Cena

Mundo da cultura se despede da jornalista Carmelinda Guimarães

14/07/2025 Gustavo Klein
reprodução/tv brasil

Morreu, aos 80 anos, a professora aposentada da EMAC-UFG, jornalista e crítica teatral Carmelinda Soares Guimarães. Reconhecida por seu rigor intelectual e sua dedicação ao ensino e à crítica, Carmelinda construiu uma trajetória marcada pela seriedade e pelo compromisso com a arte.

Editora de Carmelinda durante muitos anos, a jornalista Ivani Cardoso lamentou a partida da colega. “Fui durante muitos anos editora de Cultura e Variedade de A Tribuna.
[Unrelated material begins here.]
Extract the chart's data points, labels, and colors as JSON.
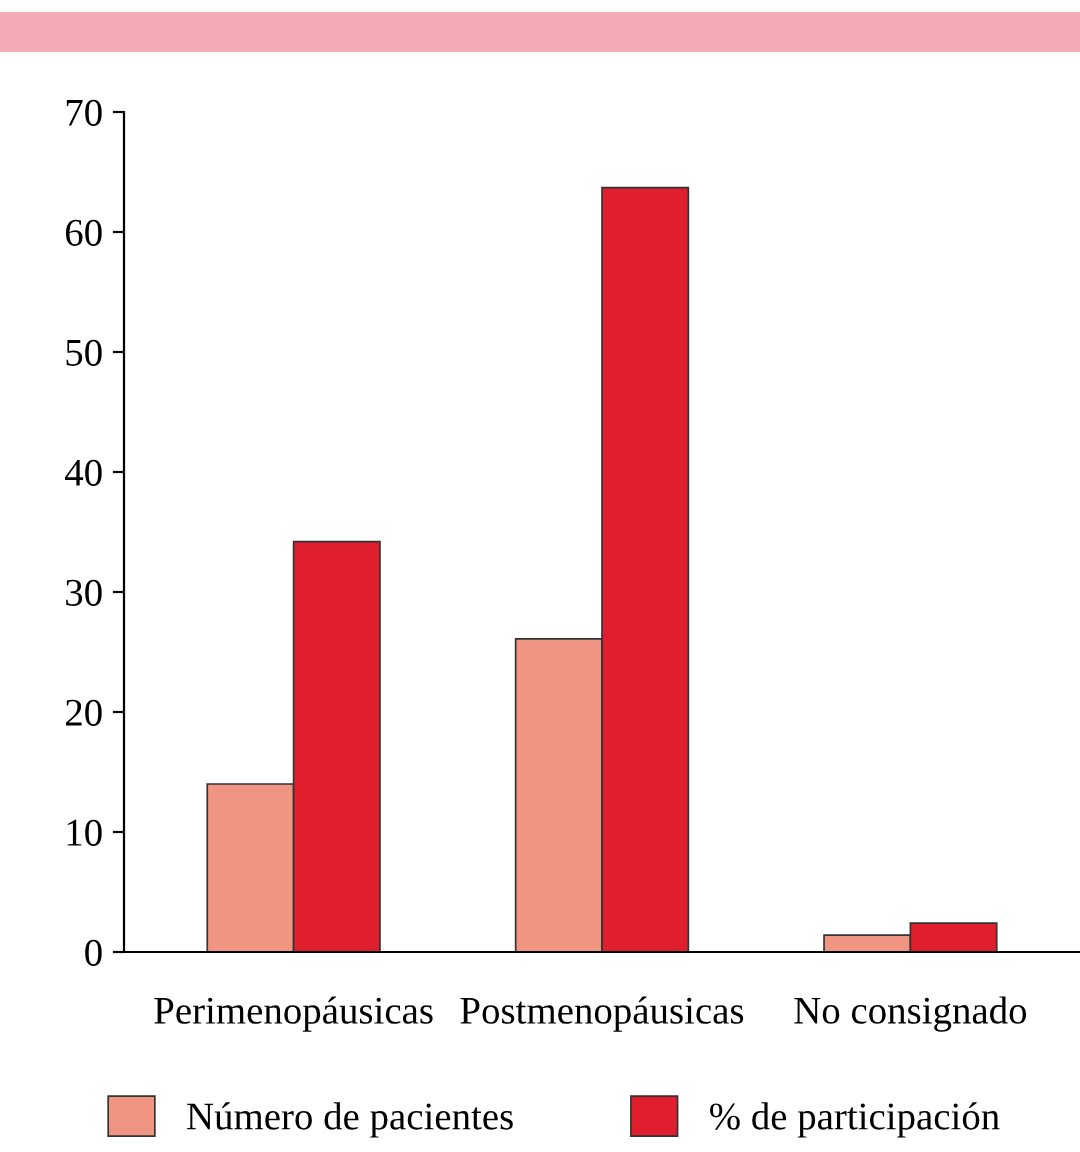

Ela mandava críticas, matérias ou entrevistas sobre teatro para seu espaço semanal, sem falhar. Pedia sugestões de pauta com humildade, trazia pessoas e montagens interessantes com o olhar curioso e apaixonado pelo teatro. Eu admirava, além de todo o conhecimento e atualização constantes, o seu jeito delicado e otimista de ser. Estava sempre sorrindo, elegante e interessada pelo jornal, pela cidade e sua gente”.

Nascida em 18 de setembro de 1944, em Santos, formou-se em Jornalismo pela Universidade Católica de Santos, mas encontrou no teatro sua grande vocação. Concluiu mestrado e doutorado em Artes Cênicas pela USP, além de um pós-doutorado em Roma, e fez da pesquisa e da crítica teatral um espaço de reflexão sobre a sociedade e a cultura.

Na Universidade Federal de Goiás, onde lecionou por mais de duas décadas, Carmelinda ministrou disciplinas como História do Teatro, teatro inglês, francês e grego e também Crítica Teatral, além da Dramaturgia Feminina no Brasil. Foi referência para diversas gerações de estudantes, que encontraram em suas aulas não apenas conteúdo técnico, mas também incentivo à reflexão crítica e ao aprofundamento estético.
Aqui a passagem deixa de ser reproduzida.